Canonical pro-survival and mitogenic MAPK signaling, commonly deregulated in glioblastoma, is depicted as a simplified signaling cascade of EGFR, Ras-GTP and MAPK kinases Erk1 and Erk2 (Erk1/2). At the Ras node, MAPK pathway is positively modulated by dopamine signaling. Upon ligand binding, the DRD2 receptor holds inactive small GTPase Rap1 through activation of heterotrimeric G protein alpha i2 (alpha/beta/gamma) and the GTPase-activating protein RAP (RAP-GAPII), which promote GDP-bound (inactive) Rap1. Rap1 is a Ras antagonist and its inactivation thus results in amplification of MAPK signaling. Therefore, combined targeting of both pathways can offer a promising strategy for glioblastoma therapy.

Importantly, the authors demonstrated that DRD2 antagonists, clinically used as anti-psychotic drugs, harbor anti-glioblastoma activities. Moreover, these activities are synergistic when combined with EGFR inhibition. As discussed in the article, the work offers significant translational implications and suggests that FDA approved anti-psychotic agents may be repurposed as glioblastoma therapeutics. The notion is particularly attractive since these agents are known to cross the blood-brain barrier.
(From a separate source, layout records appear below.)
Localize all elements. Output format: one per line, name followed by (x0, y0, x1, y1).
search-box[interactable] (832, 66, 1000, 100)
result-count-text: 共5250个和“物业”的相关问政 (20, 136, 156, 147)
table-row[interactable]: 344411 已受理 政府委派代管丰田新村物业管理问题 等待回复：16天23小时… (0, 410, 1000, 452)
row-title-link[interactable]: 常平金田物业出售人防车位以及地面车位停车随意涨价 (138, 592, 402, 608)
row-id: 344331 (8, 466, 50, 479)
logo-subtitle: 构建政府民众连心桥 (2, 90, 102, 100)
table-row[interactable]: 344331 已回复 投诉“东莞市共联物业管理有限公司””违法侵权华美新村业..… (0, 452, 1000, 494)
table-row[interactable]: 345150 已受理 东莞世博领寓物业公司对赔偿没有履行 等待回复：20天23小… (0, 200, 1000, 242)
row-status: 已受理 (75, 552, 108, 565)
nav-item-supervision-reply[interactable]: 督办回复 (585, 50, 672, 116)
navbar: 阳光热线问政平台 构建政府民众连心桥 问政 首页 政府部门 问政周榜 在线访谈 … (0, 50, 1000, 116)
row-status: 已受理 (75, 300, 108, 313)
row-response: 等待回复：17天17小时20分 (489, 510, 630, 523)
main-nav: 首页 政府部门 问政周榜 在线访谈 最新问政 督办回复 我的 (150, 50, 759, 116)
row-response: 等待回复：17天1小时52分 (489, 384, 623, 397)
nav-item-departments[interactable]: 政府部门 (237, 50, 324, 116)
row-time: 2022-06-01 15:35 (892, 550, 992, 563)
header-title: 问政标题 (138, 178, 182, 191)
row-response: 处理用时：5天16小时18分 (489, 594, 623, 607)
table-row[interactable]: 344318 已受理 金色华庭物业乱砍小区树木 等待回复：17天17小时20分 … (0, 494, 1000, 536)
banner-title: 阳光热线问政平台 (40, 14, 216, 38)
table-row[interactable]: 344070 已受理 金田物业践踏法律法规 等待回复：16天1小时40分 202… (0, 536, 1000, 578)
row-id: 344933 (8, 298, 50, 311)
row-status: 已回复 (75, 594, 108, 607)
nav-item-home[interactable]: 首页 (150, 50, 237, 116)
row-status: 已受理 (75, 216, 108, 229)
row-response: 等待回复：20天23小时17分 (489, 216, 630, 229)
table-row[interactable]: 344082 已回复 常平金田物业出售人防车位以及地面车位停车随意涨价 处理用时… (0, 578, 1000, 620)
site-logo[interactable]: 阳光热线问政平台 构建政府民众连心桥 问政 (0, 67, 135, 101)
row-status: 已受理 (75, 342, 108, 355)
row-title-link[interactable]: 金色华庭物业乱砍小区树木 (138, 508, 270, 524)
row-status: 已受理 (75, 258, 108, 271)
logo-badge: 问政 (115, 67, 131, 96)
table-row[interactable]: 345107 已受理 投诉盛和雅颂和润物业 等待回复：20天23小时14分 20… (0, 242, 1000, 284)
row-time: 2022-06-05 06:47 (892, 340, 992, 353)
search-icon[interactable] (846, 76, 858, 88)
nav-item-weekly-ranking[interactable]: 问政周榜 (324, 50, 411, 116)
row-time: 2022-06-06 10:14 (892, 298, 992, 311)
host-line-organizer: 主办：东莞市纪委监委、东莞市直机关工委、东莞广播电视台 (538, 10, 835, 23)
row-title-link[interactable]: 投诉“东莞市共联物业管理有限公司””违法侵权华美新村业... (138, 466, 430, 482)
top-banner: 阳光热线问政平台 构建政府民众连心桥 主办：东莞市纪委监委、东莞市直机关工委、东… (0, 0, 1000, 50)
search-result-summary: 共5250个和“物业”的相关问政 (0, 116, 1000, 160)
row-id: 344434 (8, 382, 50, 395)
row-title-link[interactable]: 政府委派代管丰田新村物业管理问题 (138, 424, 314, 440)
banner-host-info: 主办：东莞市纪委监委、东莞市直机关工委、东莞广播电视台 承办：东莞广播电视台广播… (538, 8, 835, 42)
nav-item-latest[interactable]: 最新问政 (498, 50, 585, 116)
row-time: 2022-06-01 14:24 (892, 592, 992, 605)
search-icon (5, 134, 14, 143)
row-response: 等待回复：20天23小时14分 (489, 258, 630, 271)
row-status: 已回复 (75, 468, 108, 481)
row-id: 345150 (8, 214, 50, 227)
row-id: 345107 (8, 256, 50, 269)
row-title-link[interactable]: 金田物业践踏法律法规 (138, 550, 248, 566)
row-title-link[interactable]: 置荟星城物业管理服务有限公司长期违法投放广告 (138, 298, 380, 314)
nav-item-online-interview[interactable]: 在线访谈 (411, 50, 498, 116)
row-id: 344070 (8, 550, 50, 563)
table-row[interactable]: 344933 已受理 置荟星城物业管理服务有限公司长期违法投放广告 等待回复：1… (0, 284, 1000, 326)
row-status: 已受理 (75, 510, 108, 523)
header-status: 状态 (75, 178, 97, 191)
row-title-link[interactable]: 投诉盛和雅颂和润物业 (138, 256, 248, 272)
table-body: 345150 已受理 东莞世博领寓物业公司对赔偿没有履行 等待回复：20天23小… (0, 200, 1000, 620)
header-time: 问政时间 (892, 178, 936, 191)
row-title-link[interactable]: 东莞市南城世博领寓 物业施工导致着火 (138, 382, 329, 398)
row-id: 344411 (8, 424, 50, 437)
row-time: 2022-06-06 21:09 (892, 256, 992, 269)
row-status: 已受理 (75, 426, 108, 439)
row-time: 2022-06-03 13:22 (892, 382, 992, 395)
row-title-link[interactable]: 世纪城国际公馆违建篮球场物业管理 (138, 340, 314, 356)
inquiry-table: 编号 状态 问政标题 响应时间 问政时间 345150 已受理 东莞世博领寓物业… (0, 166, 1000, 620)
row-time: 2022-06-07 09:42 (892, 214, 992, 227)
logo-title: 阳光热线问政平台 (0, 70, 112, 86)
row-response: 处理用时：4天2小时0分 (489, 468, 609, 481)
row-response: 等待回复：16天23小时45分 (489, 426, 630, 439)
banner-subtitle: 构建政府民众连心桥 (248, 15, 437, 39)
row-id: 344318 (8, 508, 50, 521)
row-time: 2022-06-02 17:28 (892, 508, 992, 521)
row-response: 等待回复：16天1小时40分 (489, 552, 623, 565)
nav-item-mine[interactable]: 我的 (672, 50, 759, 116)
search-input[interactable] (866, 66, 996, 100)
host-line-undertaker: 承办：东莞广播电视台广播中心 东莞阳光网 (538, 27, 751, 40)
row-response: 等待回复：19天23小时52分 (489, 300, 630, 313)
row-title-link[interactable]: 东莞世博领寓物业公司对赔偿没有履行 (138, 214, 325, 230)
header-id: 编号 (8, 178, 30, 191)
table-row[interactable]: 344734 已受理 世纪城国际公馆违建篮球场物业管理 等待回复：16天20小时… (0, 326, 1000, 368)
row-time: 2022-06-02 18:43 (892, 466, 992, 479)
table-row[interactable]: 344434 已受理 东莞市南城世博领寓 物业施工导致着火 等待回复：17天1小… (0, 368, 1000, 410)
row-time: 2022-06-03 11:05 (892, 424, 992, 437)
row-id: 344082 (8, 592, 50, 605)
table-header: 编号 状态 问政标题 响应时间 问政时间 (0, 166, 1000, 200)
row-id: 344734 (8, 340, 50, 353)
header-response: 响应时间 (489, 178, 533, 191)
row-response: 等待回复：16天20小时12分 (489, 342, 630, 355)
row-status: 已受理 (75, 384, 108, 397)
Beyond the obvious translational implications of dopamine antagonists as glioblastoma therapeutics, the findings by Li et al. raise additional biological implications. First, it is well-appreciated that glioblastoma is an aggressively infiltrative disease. Yet, it rarely metastasizes beyond the central nervous system (CNS) [3]. The observation that neurotransmitters, such as dopamine, are required for glioblastoma growth provides one explanation for this unusual phenotype. The non- CNS microenvironment may not possess the level of neurotransmitters required to sustain glioblastoma growth.

Another puzzle in glioblastoma therapeutic development involved the observation that while Epidermal Growth Factor Receptor (EGFR) dysregulation is critically important in the pathogenesis of glioblastomas [4], EGFR inhibitors are clinically ineffective [5]. The cross-signaling between dopamine receptor and EGFR offers an explanation for the poor clinical efficacy of inhibitors of receptor tyrosine kinases such as EGFR. It is likely that during glioblastoma pathogenesis, EGFR re-wired the molecular circuitry of the astrocyte as to “hijack” the neurotransmitter-mitogenic signaling axis [6]. Thereafter, the high concentrations of neurotransmitter in the CNS signal to effector molecules downstream of EGFR, thereby bypassing the need for EGFR activation.

To the extent that dopamine influences reward systems in the brain, emotion, and personality traits, the work further raises the possibility that personality and emotion may impact the risk of cancer development or growth through modulation of dopamine release. Interestingly, studies have related cancer risks to personality types [7].

There is an emerging recognition of the role of neurotransmitters in regulating cancer phenotypes. For instance, Magnon et al. published in a recent Science article that prostate cancers are infiltrated with parasympathetic cholinergic fibers. Moreover, the cholinergic neurotransmitters released by these fibers promoted tumor dissemination [8]. The work done by Li et al. [1] adds to this growing literature and highlights the importance of the nerve elements in the tumor microenvironment. In this context, drugs that modulate neuro-transmitter function warrant consideration as anti- neoplastic agents.